Companies are attempting to recruit millennials by offering student loan repayment assistance
Natty Light isn’t the first company to help college graduates with their debt. In 2018, businesses such as Chegg, Staples and Random House offered their employees yearly benefits to help pay off their student loans.
These are great initiatives, but the fact that big businesses are swooping in to assist students with crippling debt speaks more about America’s issue with higher education affordability than it does corporate philanthropy.
While it only takes a few hours to pay off the debts of a throbbing hangover, it takes the average loan-payer 21 years to pay off nearly $37,172 in student loans. With that money, you could buy 66,910 cans of Natty — almost enough to tailgate for a game against Minnesota.
As cost of attending both private and public institutions continually increases, the number of students taking out loans has risen by 157 percent over the last 11 years.
These numbers are scary. While lowering these debts should be on everyone’s minds, the University of Wisconsin System has yet to find a solution. In fact, the UW System regents approved raising graduate and out-of-state undergraduate tuition at several UW campuses just last month.
While these increases are meant to “maintain quality and to expand the opportunities available,” higher tuition will only serve to decrease higher education accessibility.
In theory, getting a college degree allows graduates to get a higher paying job and, in turn, pay off their student loans. But that’s not what’s happening.
Finding a job post-graduation is becoming increasingly difficult with less employee training, more on-demand hiring, and ever-changing technology development and globalization. Additionally, post-college life often involves buying a house and saving for retirement — nearly impossible tasks while simultaneously struggling to find a job that pays enough to pay off student loans.
There is no way to cover up the fact that Americans seeking an education are being failed by the government and university programs. While some see loans as a right of passage, they’re more or less a social experiment gone awry.

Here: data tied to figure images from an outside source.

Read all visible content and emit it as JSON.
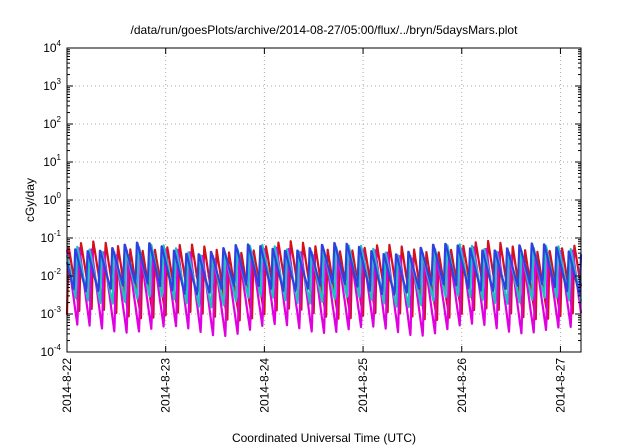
{
  "chart_data": {
    "type": "line",
    "title": "/data/run/goesPlots/archive/2014-08-27/05:00/flux/../bryn/5daysMars.plot",
    "xlabel": "Coordinated Universal Time (UTC)",
    "ylabel": "cGy/day",
    "yscale": "log",
    "ylim": [
      0.0001,
      10000
    ],
    "xlim": [
      "2014-08-22 00:00",
      "2014-08-27 05:00"
    ],
    "grid": true,
    "y_ticks": [
      {
        "base": "10",
        "exp": "-4"
      },
      {
        "base": "10",
        "exp": "-3"
      },
      {
        "base": "10",
        "exp": "-2"
      },
      {
        "base": "10",
        "exp": "-1"
      },
      {
        "base": "10",
        "exp": "0"
      },
      {
        "base": "10",
        "exp": "1"
      },
      {
        "base": "10",
        "exp": "2"
      },
      {
        "base": "10",
        "exp": "3"
      },
      {
        "base": "10",
        "exp": "4"
      }
    ],
    "x_ticks": [
      "2014-8-22",
      "2014-8-23",
      "2014-8-24",
      "2014-8-25",
      "2014-8-26",
      "2014-8-27"
    ],
    "period_hours": 3,
    "series": [
      {
        "color": "#d4101a",
        "peak": 0.06,
        "trough": 0.00095,
        "offset": 0.0
      },
      {
        "color": "#e000e0",
        "peak": 0.045,
        "trough": 0.00035,
        "offset": 0.15
      },
      {
        "color": "#20c0c0",
        "peak": 0.052,
        "trough": 0.0022,
        "offset": 0.3
      },
      {
        "color": "#3040e0",
        "peak": 0.058,
        "trough": 0.0045,
        "offset": 0.45
      }
    ]
  }
}
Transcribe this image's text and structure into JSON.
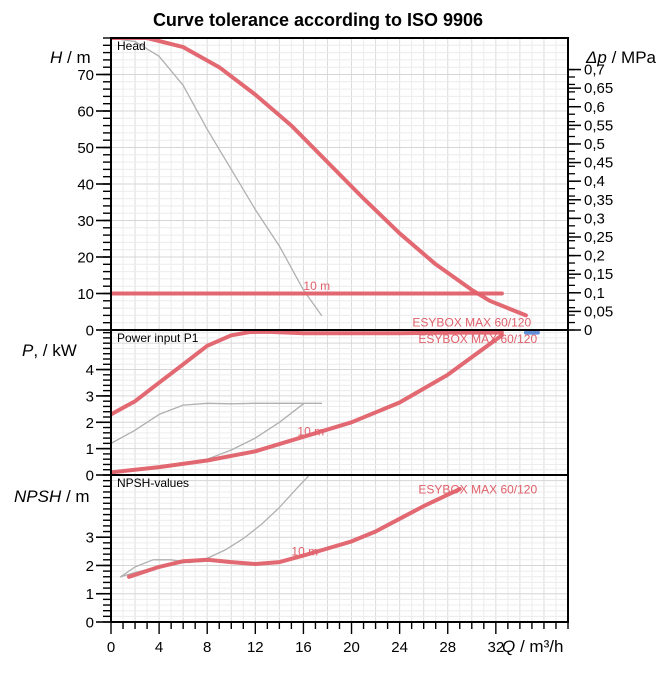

The value of a higher education should last a lifetime, but it’s hard to see the promised benefits with a loan statement blocking the view.
Struggling to pay off student debt post-college shouldn’t be the normalized phenomena it has become. This issue is one that very clearly needs to be addressed by policy-makers — not a beer company. In the meantime, though, cheers to Natty for at least sparking a much-needed conversation.
Keagan Schlosser ([email protected]) is a freshman majoring in communications.